Cycling in Britain demands dedication
by Timothy John
Another day in Britain, another helping of howling wind and driving rain.
Our luckless island is seemingly cursed with the world’s worst weather: 11.5 months of relentless winter, occasionally broken without warning by a 10-day heatwave of the kind to inspire headlines declaiming drought and sunstroke, usually during a period in which precisely no one is on holiday.
Aiming for a gap in the weather is useless today. The BBC’s hour-by-hour forecast is decorated only by cloud symbols and a warning of darkness before 5pm.
Still more depressing than the prospect of being soaked is the certainty of riding into a pounding headwind. The skeletal trees outside bend in endless supplication to the cruel wind, swept in to deprive me of any pleasure from riding.
Time is against me, however. In a fortnight, I am due on Mallorca as a guest variously of IG-Sigma Sport and Human Race, there to ride in the case of the former with cyclists whose ability is considerably in advance of my own, and in the latter with a boyhood hero: Stephen Roche.
The prospect of having insufficient fitness to ride with either is humiliating, and so I will change into what I fondly imagine to be waterproof garments, climb aboard the RCUK Winter Bike, and head out into conditions more likely to inspire an afternoon in the café than an afternoon in the saddle.

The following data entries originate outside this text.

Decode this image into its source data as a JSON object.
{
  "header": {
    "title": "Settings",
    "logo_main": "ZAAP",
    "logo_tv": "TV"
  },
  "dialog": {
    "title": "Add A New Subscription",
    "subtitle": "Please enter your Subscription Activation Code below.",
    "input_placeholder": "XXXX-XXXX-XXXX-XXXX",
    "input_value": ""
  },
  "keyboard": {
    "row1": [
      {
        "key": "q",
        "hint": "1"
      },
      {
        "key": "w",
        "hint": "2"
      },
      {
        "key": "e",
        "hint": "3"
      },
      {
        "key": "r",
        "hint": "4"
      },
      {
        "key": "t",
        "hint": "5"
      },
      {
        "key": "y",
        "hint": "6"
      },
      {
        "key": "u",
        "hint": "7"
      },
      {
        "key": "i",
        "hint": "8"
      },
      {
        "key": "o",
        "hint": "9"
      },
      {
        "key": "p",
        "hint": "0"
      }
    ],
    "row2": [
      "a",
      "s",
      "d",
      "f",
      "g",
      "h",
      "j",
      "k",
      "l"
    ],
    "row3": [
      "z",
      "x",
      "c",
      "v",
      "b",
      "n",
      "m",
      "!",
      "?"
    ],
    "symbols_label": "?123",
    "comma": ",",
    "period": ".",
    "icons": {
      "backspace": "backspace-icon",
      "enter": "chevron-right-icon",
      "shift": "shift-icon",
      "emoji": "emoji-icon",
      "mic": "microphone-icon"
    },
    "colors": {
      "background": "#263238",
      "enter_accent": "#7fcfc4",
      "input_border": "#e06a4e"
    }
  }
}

Cycling in England demands dedication in a way that riding in warmer countries does not. The Guardian was filled last weekend with tales of Chris Froome’s remarkable journey from Kenya to Paris, and while his story is inspirational, much of it will have unfolded in fairer weather than ever witnessed on these shores; meteorologically speaking, the Kilburn Kid will have faced a tougher challenge, which is why, increasingly, he has become our Man in Mallorca.